13.1 Presentación: historia de un desencuentro

Me van a permitir que me ponga nostálgico. Aunque uno no está todavía en edad de contar batallitas, lo cierto es que para aquellos que hemos tenido la suerte o desgracia de presenciar la evolución de las redes de telecomunicaciones, hablar de hechos ocurridos allá por 1987, año en el que empecé a ejercer, viene a ser como mentar el Mesozoico. Bien, lo cierto es que uno de los primeros casos en los que tuve que intervenir, en materia de derecho penal «informático», ocurrió por aquellos años. Un buen día me llamó un compañero de promoción, por entonces instalado en un despacho mercantilista, al que le habían encargado la defensa de una pequeña empresa de ensamblaje de clónicos, que estaba siendo acusada por instalar sistemas operativos gratuitos -vamos, gratuitos para sus clientes, ustedes ya me entienden- en los ordenadores que vendían. Como mi amigo sabía que a mí me gustaba jugar a marcianos, y perder el tiempo conectándome a BBS, pues la cuestión es que me pidió una opinión sobre su caso, cosas de principiantes.

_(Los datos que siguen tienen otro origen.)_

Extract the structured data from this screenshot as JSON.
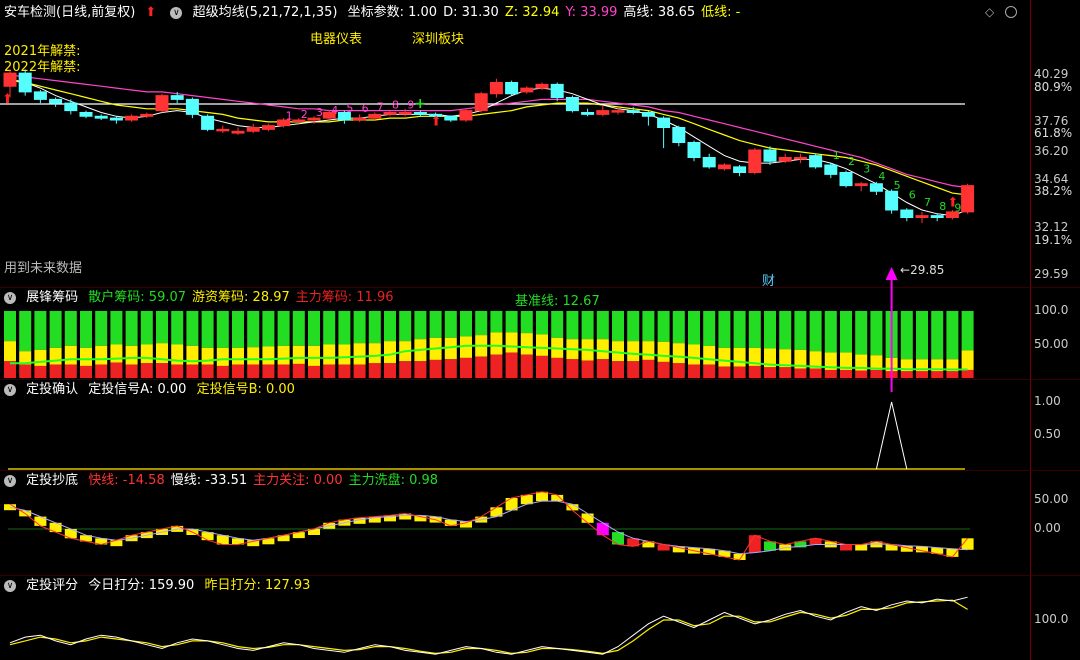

La cuestión es que analizando el tema, pudimos saber que la acusación se basaba en la compra de un ordenador con sistema operativo preinstalado a petición del cliente, que resultó ser un detective de la empresa denunciante, el cual había insistido a mi cliente para que le «regalasen» el sistema si compraba el ordenador. Claro está que la denuncia no decía eso, todo lo contrario: mi cliente era, según la acusación, un pirata. Con el batiburrillo de hormonas y cinco años de carrera mal digeridos, ya se imaginarán Vds. mi planteamiento del caso: «Estamos ante un delito provocado, hay que llegar hasta el Tribunal Constitucional». Afortunadamente para las finanzas del cliente, se optó por una salida pactada con la empresa denunciante, a la que se compraron un montón de sistemas operativos, se archivó el caso, y todos tan contentos. ¿Todos? No, alguien había hecho el primo, trabajando para el diablo: la Policía.

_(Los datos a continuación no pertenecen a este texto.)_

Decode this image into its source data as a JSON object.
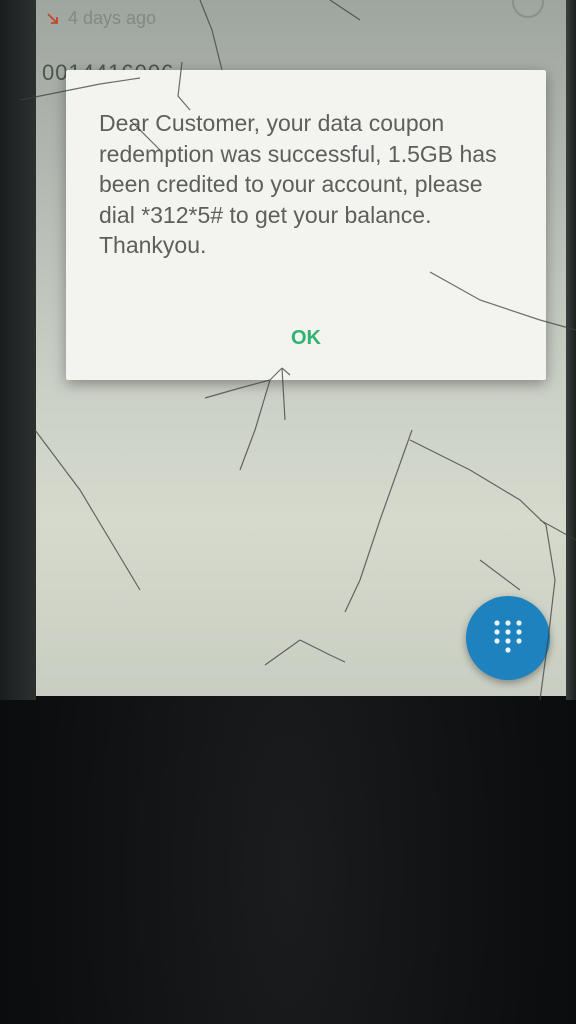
{
  "call_log": {
    "time_ago": "4 days ago",
    "number_partial": "0014416006"
  },
  "dialog": {
    "message": "Dear Customer, your data coupon redemption was successful, 1.5GB has been credited to your account, please dial *312*5# to get your balance. Thankyou.",
    "ok_label": "OK"
  },
  "icons": {
    "missed_call": "missed-call-arrow-icon",
    "dialpad": "dialpad-icon"
  },
  "colors": {
    "accent_ok": "#2fb36f",
    "fab": "#1d82be",
    "missed_call": "#c2452c"
  }
}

Pasando los años, y a la medida que avanzaba esto de la informática, fui descubriendo que, en buena parte de los casos, el perdedor siempre era el mismo: el funcionario de turno al que le tocaba redactar un atestado lleno de términos raros, al objeto de conseguir que un juez dictase una orden de entrada y registro para llevarse un montón de ordenadores. Ordenadores que se tardaban años en peritar, todo a cargo del erario público, para que al final se llegase a un pacto entre denunciante y denunciado. Alguna vez se llegaba a juicio, no obstante, especialmente si el acusado era insolvente, con lo cual el procedimiento era igualmente inútil. Estamos hablando, recuérdese, de infracciones penales contra los derechos de autor, muchos años antes de que llegase el top manta: si el acusado no tenía antecedentes, la única repercusión era económica, y su insolvencia determinaba la absoluta inutilidad del procedimiento.

De aquellos años me quedó, al igual que a muchos de los funcionarios con los que coincidí, un absoluto escepticismo en lo que se refiere a la represión penal de la piratería. Al principio, nos veíamos como enemigos, pero con el tiempo, no tuvimos más remedio que respetarnos y ocupar nuestros respectivos papeles en el gran teatro del sistema de represión penal. Suya era la responsabilidad de la obra principal, la «desarticulación», ese curioso término acuñado, mano a mano, por gabinetes de prensa policiales y periodistas de sucesos. Nuestra responsabilidad se circunscribía al juicio, un psicodrama ejecutado por meros figurantes, cuya importancia mediática era inversamente proporcional a la de los derechos y libertades implicados.

El delito informático se reducía entonces al delito contra la propiedad intelectual, la copia ilegal de programas de ordenador. Mucho ha llovido desde entonces. En 1995 se aprobó un nuevo Código Penal que tipificó los nuevos delitos informáticos, un Código Penal que ha sido reformado en varias ocasiones, incorporando en 1999 y en 2004 nuevos delitos informáticos. Voy a hablarles de ellos desde la perspectiva de la defensa del internauta, desde la perspectiva de los denominados «ciberderechos».